George Mustoe (WWU Geology Department) visited the famous Chuckanut fossils in the Racehorse Fossil Beds a few days ago. He sends a report on trail access. (If you aren’t familiar with this place up the Nooksack east of Bellingham, this is the site of the 2009 landslide that exposed the 11-inch-wide foot prints of the 300 pound, 7-foot-tall flightless bird Diatryma, and a host of other animal tracks and plant fossils from the 55-million-year-old Chuckanut Formation. Directions follow George’s trail report. There are many reports on this website about the fossils and the landslide. Go to the older posts and pages.
George’s report:

The largest of the blocks in the 2013 rockfall. Click to enlarge any image.
A few days ago I went to Racehorse slide with Gary Coye. We took some gardening tools, and trimmed branches that had grown up along the way trail. There’s presently a clear trail route all they way up from the parking area to the ridge crest, at least until the branches grow back. As for driving, the gravel road is the best I’ve ever seen it in terms of being smooth. This is the first time I’ve been to the slide this year, and I was surprised to see the big rockfall on the scarp face that must have happened this past winter. I’m attaching some photos, Some of the biggest rocks came from the top edge of the cliff, and carried down intact vegetation. You can see Gary standing on one of the largest blocks, and the scar on the face where the rockfall originated.

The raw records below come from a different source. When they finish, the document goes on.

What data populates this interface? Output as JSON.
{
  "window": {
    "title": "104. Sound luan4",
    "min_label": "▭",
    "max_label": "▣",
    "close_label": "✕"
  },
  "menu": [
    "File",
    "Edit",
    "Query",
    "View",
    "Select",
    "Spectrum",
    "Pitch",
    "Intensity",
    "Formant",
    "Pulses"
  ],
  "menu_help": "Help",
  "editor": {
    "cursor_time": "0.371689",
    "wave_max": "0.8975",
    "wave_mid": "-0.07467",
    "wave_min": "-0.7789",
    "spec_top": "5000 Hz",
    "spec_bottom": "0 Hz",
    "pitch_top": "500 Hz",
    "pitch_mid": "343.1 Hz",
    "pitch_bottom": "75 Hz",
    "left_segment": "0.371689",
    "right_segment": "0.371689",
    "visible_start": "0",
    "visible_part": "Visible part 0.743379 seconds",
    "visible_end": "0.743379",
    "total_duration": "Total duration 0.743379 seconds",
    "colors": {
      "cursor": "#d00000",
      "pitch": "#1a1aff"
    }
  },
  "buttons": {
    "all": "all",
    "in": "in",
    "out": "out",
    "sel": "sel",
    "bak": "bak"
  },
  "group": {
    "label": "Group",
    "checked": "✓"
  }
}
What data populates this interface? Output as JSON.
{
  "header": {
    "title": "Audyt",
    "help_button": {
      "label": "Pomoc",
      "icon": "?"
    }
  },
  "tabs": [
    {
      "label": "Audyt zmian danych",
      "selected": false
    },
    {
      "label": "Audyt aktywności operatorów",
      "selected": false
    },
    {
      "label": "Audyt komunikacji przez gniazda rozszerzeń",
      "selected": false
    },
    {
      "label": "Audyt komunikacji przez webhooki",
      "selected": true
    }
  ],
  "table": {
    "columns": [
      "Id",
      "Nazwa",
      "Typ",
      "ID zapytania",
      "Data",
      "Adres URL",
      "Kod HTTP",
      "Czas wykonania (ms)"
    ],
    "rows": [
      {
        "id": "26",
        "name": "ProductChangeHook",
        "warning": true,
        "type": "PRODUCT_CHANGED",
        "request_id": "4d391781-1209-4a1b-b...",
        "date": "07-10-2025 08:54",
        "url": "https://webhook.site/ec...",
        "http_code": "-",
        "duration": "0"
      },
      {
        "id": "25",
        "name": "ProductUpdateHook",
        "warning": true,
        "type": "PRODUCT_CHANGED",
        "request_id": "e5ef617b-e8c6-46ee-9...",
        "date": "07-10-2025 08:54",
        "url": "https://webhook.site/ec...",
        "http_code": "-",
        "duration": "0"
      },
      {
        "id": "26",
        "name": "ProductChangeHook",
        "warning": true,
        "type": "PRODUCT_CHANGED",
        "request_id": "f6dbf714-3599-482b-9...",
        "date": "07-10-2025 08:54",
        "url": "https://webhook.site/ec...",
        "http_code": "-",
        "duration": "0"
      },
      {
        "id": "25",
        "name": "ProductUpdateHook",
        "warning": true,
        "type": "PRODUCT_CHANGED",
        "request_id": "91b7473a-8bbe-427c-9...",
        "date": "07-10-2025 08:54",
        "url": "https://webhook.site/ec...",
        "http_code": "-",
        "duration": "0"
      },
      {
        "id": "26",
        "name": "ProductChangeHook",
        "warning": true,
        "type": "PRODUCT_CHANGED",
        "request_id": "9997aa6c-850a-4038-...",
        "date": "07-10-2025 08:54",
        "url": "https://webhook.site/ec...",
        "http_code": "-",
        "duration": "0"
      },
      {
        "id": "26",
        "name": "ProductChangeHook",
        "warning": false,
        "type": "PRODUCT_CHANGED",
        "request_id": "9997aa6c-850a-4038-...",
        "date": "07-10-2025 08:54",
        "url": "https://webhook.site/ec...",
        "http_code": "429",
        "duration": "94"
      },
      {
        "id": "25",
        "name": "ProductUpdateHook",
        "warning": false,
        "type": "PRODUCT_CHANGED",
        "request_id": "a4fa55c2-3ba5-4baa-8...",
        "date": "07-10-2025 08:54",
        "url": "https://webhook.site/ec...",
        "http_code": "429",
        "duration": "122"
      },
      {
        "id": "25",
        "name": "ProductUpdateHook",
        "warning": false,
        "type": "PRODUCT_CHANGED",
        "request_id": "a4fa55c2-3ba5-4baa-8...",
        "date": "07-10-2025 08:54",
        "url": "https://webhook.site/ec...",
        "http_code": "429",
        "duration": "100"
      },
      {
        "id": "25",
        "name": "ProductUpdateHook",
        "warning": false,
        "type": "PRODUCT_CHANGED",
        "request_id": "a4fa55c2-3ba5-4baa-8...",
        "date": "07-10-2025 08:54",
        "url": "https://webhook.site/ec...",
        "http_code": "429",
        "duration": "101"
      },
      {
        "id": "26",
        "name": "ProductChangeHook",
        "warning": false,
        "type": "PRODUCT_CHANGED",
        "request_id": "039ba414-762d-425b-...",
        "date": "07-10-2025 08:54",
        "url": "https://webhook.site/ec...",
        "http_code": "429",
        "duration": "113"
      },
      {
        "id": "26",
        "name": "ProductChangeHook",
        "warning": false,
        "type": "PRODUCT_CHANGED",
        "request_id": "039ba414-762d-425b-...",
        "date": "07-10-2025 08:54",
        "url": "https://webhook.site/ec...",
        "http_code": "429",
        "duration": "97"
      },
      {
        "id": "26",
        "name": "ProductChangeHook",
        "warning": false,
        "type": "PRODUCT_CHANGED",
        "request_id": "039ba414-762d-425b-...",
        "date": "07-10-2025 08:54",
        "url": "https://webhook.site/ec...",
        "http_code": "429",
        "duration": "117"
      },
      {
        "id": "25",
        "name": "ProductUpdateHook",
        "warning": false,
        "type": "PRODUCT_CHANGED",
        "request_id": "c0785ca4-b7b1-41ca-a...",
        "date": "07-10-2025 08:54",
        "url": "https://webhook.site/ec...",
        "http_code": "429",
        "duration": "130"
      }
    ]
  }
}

The 2013 rock fall came from the upper end of the vertical landslide scarp.
How to get there:

Google Earth scren capture, looking south
These directions are current as of June 23, 2013. Drive the Mount Baker Highway east from I-5 in Bellingham 17 miles to the junction with Mosquito Lake Road. Turn south (right). Cross the North Fork Nooksack, and turn left on the North Fork Road. Set your odometer to 0.0 here. This paved road eventually becomes gravel. You will notice some big blocks and hummocky terrain along the road at about 2.2 miles, the hallmarks of landslides. These are the deposit of a large prehistoric landslide that reached the Nooksack, dwarfing the 2009 slide. The hillsides above have slid multiple times since the end of the last glacial period, and the mountain itself is called ‘Slide Mountain’. Follow the mainline to a major junction immediately before the bridge across Racehorse Creek, 4.1 miles. Turn right on this gravel logging road, and begin climbing. In about 0.2 mile, you may note a trailhead on the left, with parking on the right. This goes through the woods a couple of hundred yards to the rubble-choked course of Racehorse Creek. A quick trip out this trail reaches the stream. You can walk up-stream a few hundred yards to the lovely multi-tiered water fall.
Continue up the road beyond the trailhead. You will pass a few side roads, but stay on the main line. Turn sharp left 5.1 miles from Mosquito Lake Road. This left turn is just after a white ’1′ painted on a tall tree on the right, in a clump of woods. The road switchbacks up; pass a couple of minor semi-overgrown spurs to the left. and is blocked at a fork 5.7 miles from Mosquito Lake Road. 48° 52.295’N, 122° 7.455’W. Walk up the left fork, blocked by deep ditches and mounds of gravel; a trail passes around the right side of these obstacles. Walk up the road 100 yards to the next switchback swinging to the right, next to a high pile of logs. Here is where you take a path into the clearcut, just as the road swings right. The elevation is approximately 1450′, and there is a nice view out to Kendall and the North Fork from here. The entire field trip is on Washington State Department of Natural Resources timber lands. Total driving time from Bellingham is less than an hour. Please consider taking some pruners with you to help keep the trail open, especially where it leaves the road.
The trail reaches the now overgrown landslide debris field in a hundred yards. Here is where to start looking for plant fossils in the broken shards of rock. This is a small ‘overspill’ of the January 2009 landslide. The slide scarp is up the slope and out of site beyond the skyline ridge crest. Pick your way up the ;landslide slope around fallen trees, rock blocks and brush to the skyline, about 200 feet higher. Now you can see the rock face of the scarp to the right, and the upper part of the deposit in the basin below you. The main body of the slide went to the left (east) and down into Racehorse Creek.
Filed under: Chuckanut Formation, fossils, geology, landslides, natural hazards, sedimentary rocks | Tagged: Chuckanut formation fossils, fossil hunting, George Mustoe, Racehorse landslide fossils | 1 Comment »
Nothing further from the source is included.